Interestingly, 4 out of 5 of the judges come from arts backgrounds other than dance - Hannah Barry (art), Zena Edwards (performance poetry), Rupert Goold (theatre), Matthew Peacock (opera) with only Laurie Uprichard representing dance, as director of Dublin Festival. Here's what the final final looked like last night.
First up, Eva Recacha’s ‘Begin To Begin’ uses understated choreography portraying the repeated death, attempted murder and resurrection of three dancers against the nursery rhyme “Michael Finnegan”. ‘Begin To Begin’ has the strongest dance content of the night, the cast pushing themselves to the point of collapse. The final image is of one of the dancers lying on the floor, bathed in spotlights.
The darling of the audiences, Ben Duke & Raquel Meseguer’s ‘It Needs Horses’, is next, featuring Chris Evans and Anna Finkel as two failed circus performers desperate for the audience’s approval (and spare change). The strength of the piece is in Chris’s and Anna’s personalities and presence, whether through Chris’s deadpan responses or Anna’s nervous smiles. The scenes cover masturbation, tango, wrestling, a new take on THAT When Harry Met Sally scene – and at the end, Anna substituting for a horse, only to escape.
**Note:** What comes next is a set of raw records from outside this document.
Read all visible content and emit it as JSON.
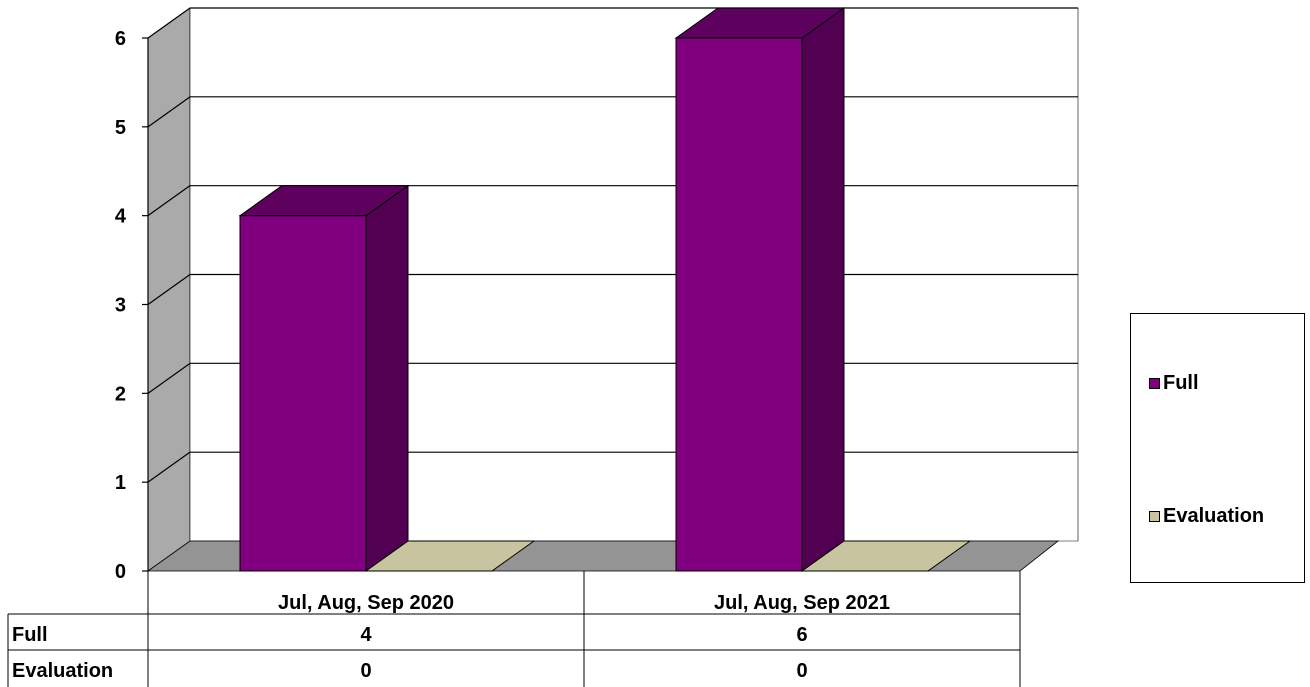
{
  "chart_data": {
    "type": "bar",
    "categories": [
      "Jul, Aug, Sep 2020",
      "Jul, Aug, Sep 2021"
    ],
    "series": [
      {
        "name": "Full",
        "values": [
          4,
          6
        ]
      },
      {
        "name": "Evaluation",
        "values": [
          0,
          0
        ]
      }
    ],
    "ylim": [
      0,
      6
    ],
    "yticks": [
      "0",
      "1",
      "2",
      "3",
      "4",
      "5",
      "6"
    ],
    "grid": true,
    "three_d": true,
    "legend_position": "right",
    "data_table": true
  },
  "table": {
    "rows": [
      {
        "label": "Full",
        "values": [
          "4",
          "6"
        ]
      },
      {
        "label": "Evaluation",
        "values": [
          "0",
          "0"
        ]
      }
    ]
  },
  "colors": {
    "full_front": "#800080",
    "full_top": "#5e005e",
    "full_side": "#520052",
    "evaluation": "#c8c4a0",
    "back_wall": "#ffffff",
    "side_wall": "#aaaaaa",
    "floor": "#949494"
  }
}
Riccardo Buscarini’s and Antonio de la Fe Guedes’ ‘Cameo’ is a film noir murder mystery notable for its lack of dance content, mystery or even murder. Opening with Mariana Camiloti disposing of a corpse, the ‘Cameo’ centres around the insidious unease and fear of the three performers as they listen to dogs barking, clocks ticking and other unheard noises.
Freddie Opuku-Addai’s and Frauke Requart’s ‘Fidelity Project’ is a piece about playfighting, playfulness, popcorn and the colour red. ‘Fidelity Project’, a work in progress since 2009, offers these two seasoned choreographers a chance to be performers for the first time, and they relish every second of it, clowning around and testing each others’ limits.
For the first time in the history of the Place Prize the audience and experts agreed on the overall winner. Winning 9 out of 10 of the audience votes, Ben Duke & Raquel Meseguer’s ‘It Needs Horses’ also won the judges approval, meaning a most desirable windfall of £34,000 for their company, Lost Dog.